Below, the procedural issue has been decided. The Finny-Rourke contingent, having seen through Jacob’s strategy, has forced a vote on the recall issue today and scheduled another meeting for Friday to enter nominations, the election itself to follow the Friday after. I’mgrateful things have speeded up. It has to be ninety degrees up here among the rafters. I’m sweating profusely, and when I lean forward, a drop of perspiration from the tip of my nose finds the crevice I’m peering down through and lands with an almost audible plink in the center of the long conference table. Finny is distributing the ballots, explaining that a yes will be construed as a vote
for
impeachment, a no as a vote of confidence in the chair. Several of my colleagues are confused by this. Billy Quigley is awakened to vote, though he cannot be made to comprehend the significance of the yes and no. When he marks the yes box, someone, June, I think, angrily snatches the ballot from him and fills in the no.
“I’m
for
him,” Billy protests.
“Then you vote no, against the recall,” she sighs.

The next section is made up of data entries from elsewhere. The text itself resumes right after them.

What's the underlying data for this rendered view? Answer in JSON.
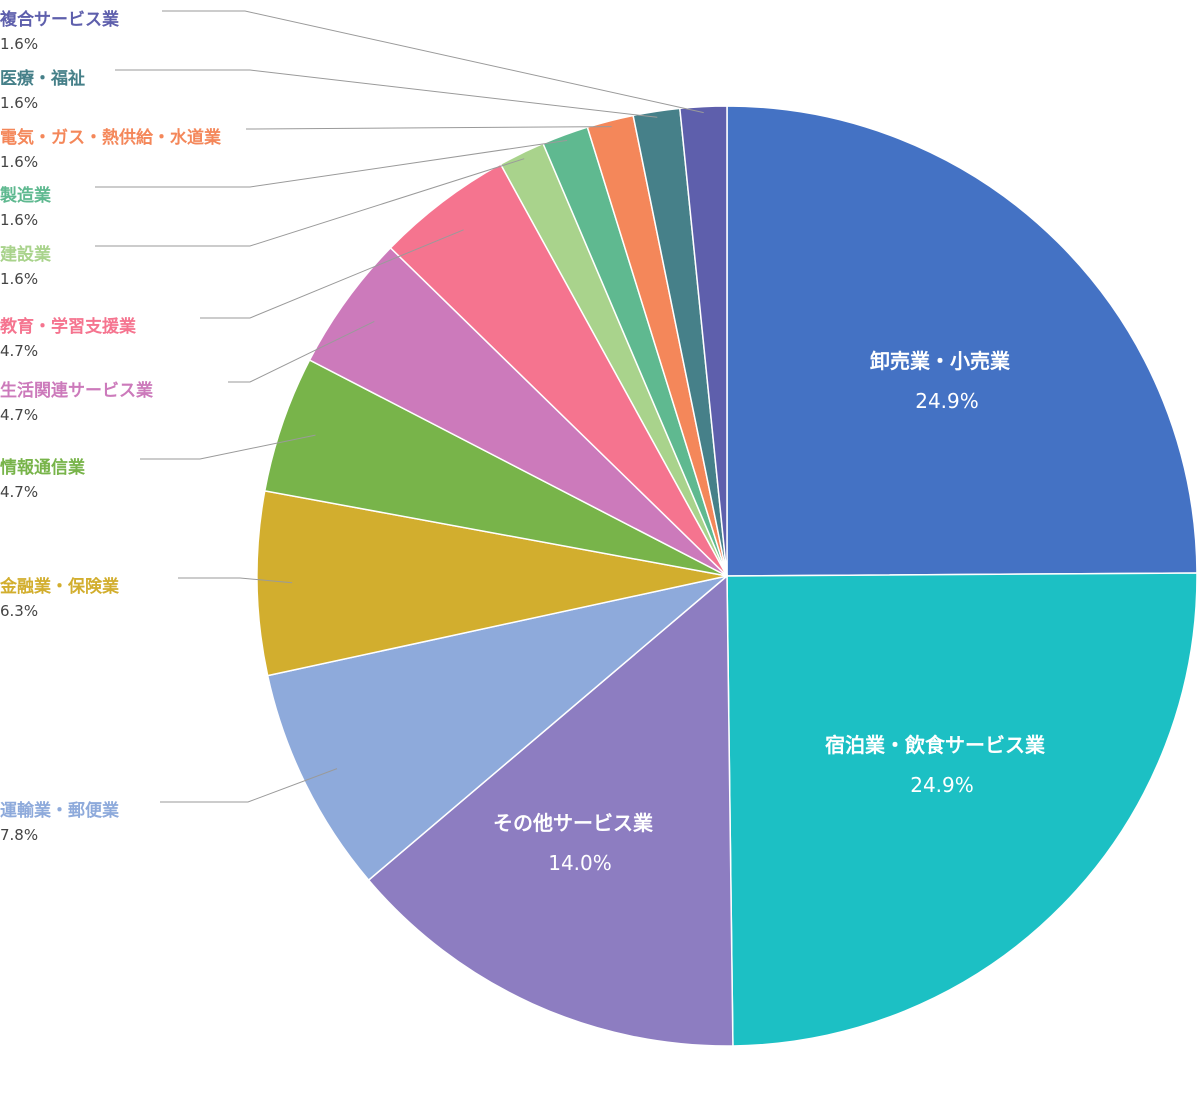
{
  "chart_data": {
    "type": "pie",
    "title": "",
    "slices": [
      {
        "label": "卸売業・小売業",
        "value": 24.9,
        "display": "24.9%",
        "color": "#4472c4"
      },
      {
        "label": "宿泊業・飲食サービス業",
        "value": 24.9,
        "display": "24.9%",
        "color": "#1cc0c4"
      },
      {
        "label": "その他サービス業",
        "value": 14.0,
        "display": "14.0%",
        "color": "#8d7dc1"
      },
      {
        "label": "運輸業・郵便業",
        "value": 7.8,
        "display": "7.8%",
        "color": "#8eaadb"
      },
      {
        "label": "金融業・保険業",
        "value": 6.3,
        "display": "6.3%",
        "color": "#d2ae2e"
      },
      {
        "label": "情報通信業",
        "value": 4.7,
        "display": "4.7%",
        "color": "#78b44a"
      },
      {
        "label": "生活関連サービス業",
        "value": 4.7,
        "display": "4.7%",
        "color": "#cc7abb"
      },
      {
        "label": "教育・学習支援業",
        "value": 4.7,
        "display": "4.7%",
        "color": "#f5748f"
      },
      {
        "label": "建設業",
        "value": 1.6,
        "display": "1.6%",
        "color": "#a9d38c"
      },
      {
        "label": "製造業",
        "value": 1.6,
        "display": "1.6%",
        "color": "#5fb990"
      },
      {
        "label": "電気・ガス・熱供給・水道業",
        "value": 1.6,
        "display": "1.6%",
        "color": "#f4875a"
      },
      {
        "label": "医療・福祉",
        "value": 1.6,
        "display": "1.6%",
        "color": "#468089"
      },
      {
        "label": "複合サービス業",
        "value": 1.6,
        "display": "1.6%",
        "color": "#5e5fac"
      }
    ],
    "start_angle": "12 o'clock",
    "direction": "clockwise",
    "legend": "none (labels beside slices)"
  }
}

Billy shrugs and passes in the ballot.
“How do you live with this bossy bitch?” he wants to know. Which means Teddy must be down there somewhere. I recall the way he looked returning from class earlier in the afternoon, head down, unwilling to meet his colleagues’ eyes. How long has he known? I try to put myself in his place, imagine what he must be feeling. His and June’s marriage has always appeared to be one of professional and political convenience, and what romantic yearnings Teddy allows himself are safely vested in Lily, a woman he knows he can’t have. Still it can’t be pleasant for any man to swallow the fact that his wife is consorting with the likes of Orshee. In the end it all comes down to horse trading, and being traded breaks, if not the heart, then some mechanism in the heart necessary to its proper functioning. You don’t believe me, ask my mother.